Hace poco volví a ver Friends: la reunión (Russell Norman, Ben Winston, 2021) y volví a desternillarme de risa cuando pasan la escena de Ross gritando en la escalera en el intento de subir un sillón —y vemos cómo los actores se tientan. Por alguna razón, esa risa desmedida se me transformó en llanto. ¿De dónde salía ese llanto? ¿Era la misma clase de llanto que el que lloré con Darín en los tribunales? No lo sé, pero sí sé que era menos justificable. Todavía ahora, varios días después, me cuesta explicar por qué lloré así mientras reía. Sí alcanzo a ver que la emoción era menos narrativa y más ligada al estallido del juego, lo humano derrapando. Supongo que de no haber reído tanto no habría llorado. La emoción, en este caso, surgía de un temblor del cuerpo, y el temblor del cuerpo, del juego de llevarnos al absurdo. La risa y el llanto como el mismo temblor con diferente signo.

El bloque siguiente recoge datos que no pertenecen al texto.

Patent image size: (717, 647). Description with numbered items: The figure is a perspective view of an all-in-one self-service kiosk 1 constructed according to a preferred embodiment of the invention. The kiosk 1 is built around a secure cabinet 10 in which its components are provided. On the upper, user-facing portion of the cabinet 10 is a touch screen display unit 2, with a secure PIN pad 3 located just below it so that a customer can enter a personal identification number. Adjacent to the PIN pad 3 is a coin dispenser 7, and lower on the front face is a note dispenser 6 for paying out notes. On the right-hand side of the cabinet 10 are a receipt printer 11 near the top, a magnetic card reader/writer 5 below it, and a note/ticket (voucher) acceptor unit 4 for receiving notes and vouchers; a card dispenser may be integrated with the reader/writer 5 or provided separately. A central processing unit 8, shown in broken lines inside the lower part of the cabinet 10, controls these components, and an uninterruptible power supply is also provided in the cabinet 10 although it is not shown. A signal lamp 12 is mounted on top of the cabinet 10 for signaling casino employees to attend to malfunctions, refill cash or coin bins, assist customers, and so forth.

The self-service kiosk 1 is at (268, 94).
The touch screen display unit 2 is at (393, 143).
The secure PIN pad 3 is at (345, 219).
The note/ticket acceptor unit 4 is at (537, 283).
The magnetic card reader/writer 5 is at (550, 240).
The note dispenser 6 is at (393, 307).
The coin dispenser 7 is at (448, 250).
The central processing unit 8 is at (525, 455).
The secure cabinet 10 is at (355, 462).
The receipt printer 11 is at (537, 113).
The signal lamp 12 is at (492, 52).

Me quedo pensando en lo que escribí más arriba sobre la diferencia entre el valor social y el valor estético de una obra. Ahora me pregunto si ese valor social (si se quiere, terapéutico) puede separarse de ese otro valor que estoy llamando estético. Tal vez cuando hablo de valor estético me estoy refiriendo a un tipo de temblor sutil, una experiencia ligada al desconcierto y al asombro. A la multiplicidad. Un temblor múltiple, hacia todos lados. No lo sé, es un tema complejo. A lo que iba es a que Argentina 1985, con todo su valor histórico social incuestionable, no me parece una película efectista. Sí efectiva, pero no efectista. Ahí, en la diferencia de esas dos palabras, puede haber una clave. Argentina 1985 no necesita subrayar su valor; tal vez por eso le convenía una planificación tan clásica, nada de rulos estilísticos en el movimiento de la cámara, nada de subjetivas del fantasma, nada de irse del lado de los villanos (parece que no estamos preparados para eso, pero podemos preguntarnos, por qué no, cómo habría sido la película si los milicos hubieran tenido volumen de personaje).

Seagrass sí parece necesitar subrayar su valor. Esos encuadres cerrados, ese modo de hacer flotar la cámara hasta el primer plano, esos llantos coreografiados, esa cueva-símbolo, la seriedad de la forma en relación a la seriedad de la historia —me cuesta no leer ese tejido de signos como un intento por inventar una supuesta profundidad. Como si profundidad fuera lo mismo que importancia. Arthur y Diana, por su parte, y no en el sentido de burlarse de su propio valor, podría estar haciendo lo opuesto de Seagrass, y no sólo por apostar a la comedia, sino por la articulación de una estética visual y una dinámica narrativa y expresiva que parecería poder liberarnos de la necesidad de vivir experiencias importantes, y, de paso, parecería decirnos que la profundidad es otra cosa.